Shares of Okta jumped 18% in premarket trading on Thursday morning. The provider of identity verification services reported third-quarter financial results for the period ended Oct. 31 that showed continued growth and substantial progress toward profitability.

Okta's revenue for the quarter weighed in at $481 million, up 37% year over year. Subscription backlog as measured by remaining performance obligations climbed 21% to $2.85 billion, of which it expects to recognize more than half in the next 12 months. Calculated billings jumped at an even faster 37% rate to $532 million.

On its bottom line, Okta came close to breaking even, posting an adjusted loss of just $1 million for the period. Given its share count, that loss amounted to just a fraction of a penny per share that was small enough to round to $0.00.

Moreover, Okta sees ongoing progress ahead. For the fourth quarter, the identity verification software provider expects adjusted earnings of $0.09 to $0.10 per share, with revenue climbing 27% to 28% year over year. That would close a year of 41% sales growth for Okta and set the stage for a potential full year of profits in fiscal 2024, which has become increasingly important for investors to see in the current uncertain macroeconomic environment.

Investors like how Splunk is faring

Shares of Splunk were up nearly 9% in premarket trading Thursday morning, adding to gains in the previous day's session.

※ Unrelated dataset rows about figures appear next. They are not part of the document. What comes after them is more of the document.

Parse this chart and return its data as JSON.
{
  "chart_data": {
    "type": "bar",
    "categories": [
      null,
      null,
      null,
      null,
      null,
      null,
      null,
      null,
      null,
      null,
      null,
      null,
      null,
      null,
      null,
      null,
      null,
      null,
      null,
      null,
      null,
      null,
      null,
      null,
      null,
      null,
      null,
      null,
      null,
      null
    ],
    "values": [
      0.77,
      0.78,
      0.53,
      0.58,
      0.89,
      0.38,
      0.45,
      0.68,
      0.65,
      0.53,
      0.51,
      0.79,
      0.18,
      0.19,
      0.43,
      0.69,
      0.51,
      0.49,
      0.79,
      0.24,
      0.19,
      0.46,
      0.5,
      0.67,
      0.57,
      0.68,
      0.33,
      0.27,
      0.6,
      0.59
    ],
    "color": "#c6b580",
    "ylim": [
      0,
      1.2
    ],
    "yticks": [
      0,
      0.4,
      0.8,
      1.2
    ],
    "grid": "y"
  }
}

Financial results for the fiscal third quarter ending Oct. 31 confirmed the high growth expectations that shareholders have for the data security and observation platform.

Splunk's revenue grew 40% to $930 million, driven largely by an even stronger 54% gain in sales from its cloud platform. The company posted a dollar-based net retention rate of 127% for its cloud product, showing that customers are not only sticking with the platform, but also spending more on it over time. Moreover, Splunk is drawing in some big spenders, with the number of clients generating annual recurring revenue of $1 million or more rising to more than 750.

Efforts to reduce costs are also paying off for Splunk. The software company actually spent less in operating expenses during the quarter than it did in the year-earlier period, demonstrating the scalability of its platform. That helped it post adjusted earnings of $0.83 per share, reversing a year-ago loss. Moreover, Splunk boosted its guidance for the full year, expecting almost $100 million more in sales with a new range of $3.455 billion to $3.485 billion. The software company also sees its free cash flow improving from cost-reduction measures.

Investors were also pleased that Splunk signed a new five-year strategic collaboration agreement with Amazon Web Services, extending a partnership that has helped give Splunk greater access to Amazon's large customer base. Combined with new leadership at the executive and board of directors levels, Splunk is moving forward in an attractive direction.